Relating the core 1,000 words of Basic English to each other is being done by another team within our group using multivariate methods, which also provides means to create a multi-dimensional graphical representation of a sentence, in a space pre-conditioned by the inter-relationship of all words in this reduced lexicon.  Thus, these 1,000 words enable unique infinite expressiveness in a relatively low-dimensionality space.  A descriptive phrase may either represent a complex word (i.e. not one of the Basic English lexicon) or it may represent an abstract concept.  In this way, our method is able to cope with both data-driven requirements and concept-driven information needed for problem-solving. This representation is conceptually similar to Chinese writing with ideograms. In this pre-conditioned space two phrases written using different words that convey similar meaning will be represented by a similar ideogram, which can be compared to existing data, analyzed for concepts being searched for and/or extrapolated.  The net result will be to allow us to move from pattern-matching to concept-matching, in a multidimensional nearest-neighbor search.

Core relationships have been derived from a single individual and then refined; unlike the majority of current efforts which rely on a large corpus of text, which have the disadvantage that ambiguity is a major problem since the meaning of a word becomes the consensus of perhaps tens of thousand of people’s ideas.  In our case, the core relationships can be recalculated for people with different outlooks and this compared to each other to establish “meaning” to different people of the same phrase.

In this broad strategy, it is possible to assign trajectories to each user, service or specific information in a collaborative network.  Moreover, the direction of these trajectories can be related to a planning path or the collection of the corresponding mission-derived data.  Trajectories may end on a known precursor condition that can be extrapolated to an actionable conclusion, while other users’ threads, which can be allocated degrees of priority/credibility, are used to corroborate or reject said action.  In this multi-threaded space information fusion is achievable and moreover, users can be added or deleted as they come into and out of a theater.

Finally, this broad approach can be helpful in the general field of human-machine interaction by enabling humans to express themselves in full-vocabulary natural language at the same time as machines only actually process semantically-filtered limited-vocabulary phrases.

Impact

We believe that the impact for military applications of applying these methods to real-world applications will be to substantially address the objectives of a distributed intelligence and information fusion program.
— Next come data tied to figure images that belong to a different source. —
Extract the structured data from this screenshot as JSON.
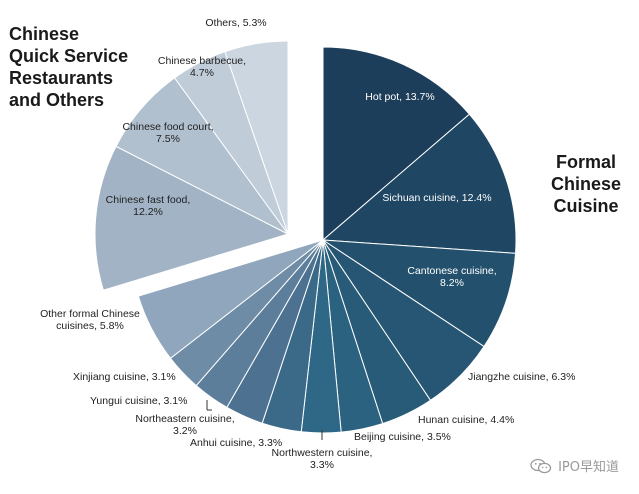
{
  "chart_data": {
    "type": "pie",
    "group_titles": {
      "left": [
        "Chinese",
        "Quick Service",
        "Restaurants",
        "and Others"
      ],
      "right": [
        "Formal",
        "Chinese",
        "Cuisine"
      ]
    },
    "slices": [
      {
        "label": "Hot pot, 13.7%",
        "value": 13.7,
        "color": "#1d3e5b",
        "text_color": "#ffffff"
      },
      {
        "label": "Sichuan cuisine, 12.4%",
        "value": 12.4,
        "color": "#1f4663",
        "text_color": "#ffffff"
      },
      {
        "label": "Cantonese cuisine, 8.2%",
        "value": 8.2,
        "color": "#23506c",
        "text_color": "#ffffff"
      },
      {
        "label": "Jiangzhe cuisine, 6.3%",
        "value": 6.3,
        "color": "#265673",
        "text_color": "#222222"
      },
      {
        "label": "Hunan cuisine, 4.4%",
        "value": 4.4,
        "color": "#285b77",
        "text_color": "#222222"
      },
      {
        "label": "Beijing cuisine, 3.5%",
        "value": 3.5,
        "color": "#2b6280",
        "text_color": "#222222"
      },
      {
        "label": "Northwestern cuisine, 3.3%",
        "value": 3.3,
        "color": "#2f6887",
        "text_color": "#222222"
      },
      {
        "label": "Anhui cuisine, 3.3%",
        "value": 3.3,
        "color": "#3a6a88",
        "text_color": "#222222"
      },
      {
        "label": "Northeastern cuisine, 3.2%",
        "value": 3.2,
        "color": "#4d7291",
        "text_color": "#222222"
      },
      {
        "label": "Yungui cuisine, 3.1%",
        "value": 3.1,
        "color": "#5d7e9b",
        "text_color": "#222222"
      },
      {
        "label": "Xinjiang cuisine, 3.1%",
        "value": 3.1,
        "color": "#6e8ca6",
        "text_color": "#222222"
      },
      {
        "label": "Other formal Chinese cuisines, 5.8%",
        "value": 5.8,
        "color": "#8fa6bc",
        "text_color": "#222222"
      },
      {
        "label": "Chinese fast food, 12.2%",
        "value": 12.2,
        "color": "#a1b3c5",
        "text_color": "#222222"
      },
      {
        "label": "Chinese food court, 7.5%",
        "value": 7.5,
        "color": "#b1c0cf",
        "text_color": "#222222"
      },
      {
        "label": "Chinese barbecue, 4.7%",
        "value": 4.7,
        "color": "#c0ccd8",
        "text_color": "#222222"
      },
      {
        "label": "Others, 5.3%",
        "value": 5.3,
        "color": "#ccd6e0",
        "text_color": "#222222"
      }
    ],
    "exploded_group": [
      "Chinese fast food, 12.2%",
      "Chinese food court, 7.5%",
      "Chinese barbecue, 4.7%",
      "Others, 5.3%"
    ]
  },
  "watermark": {
    "text": "IPO早知道",
    "icon": "wechat-icon"
  }
}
On the other hand, civilian technology will be positively impacted by the application of the principles herein described to applications such as a semantic search engine, improved data-mining algorithms, and more versatile robots “apparently” able to process natural language.  Moreover, the 2/3 of the world population who do not share the same linguistic roots, and have a very limited English vocabulary will find it very much easier to understand technical and scientific material, most of which is written in English.

Core Competences

We have been working on a viable representation of both semantic and syntactic content of language for the last 14 years.  We have a novel and unique method to encapsulate all this information in a low-dimensionality space using multivariate techniques.  Currently we have a team with the experience of having implemented the translating tool and familiarity with the mathematics involved.  Perhaps more importantly we have the translating tool itself, which is crucial in turning unstructured full-vocabulary language into a limited-vocabulary representation that substantially keeps the semantic content, and which can be processed in such a way so as to usefully acquire, store and retrieve knowledge.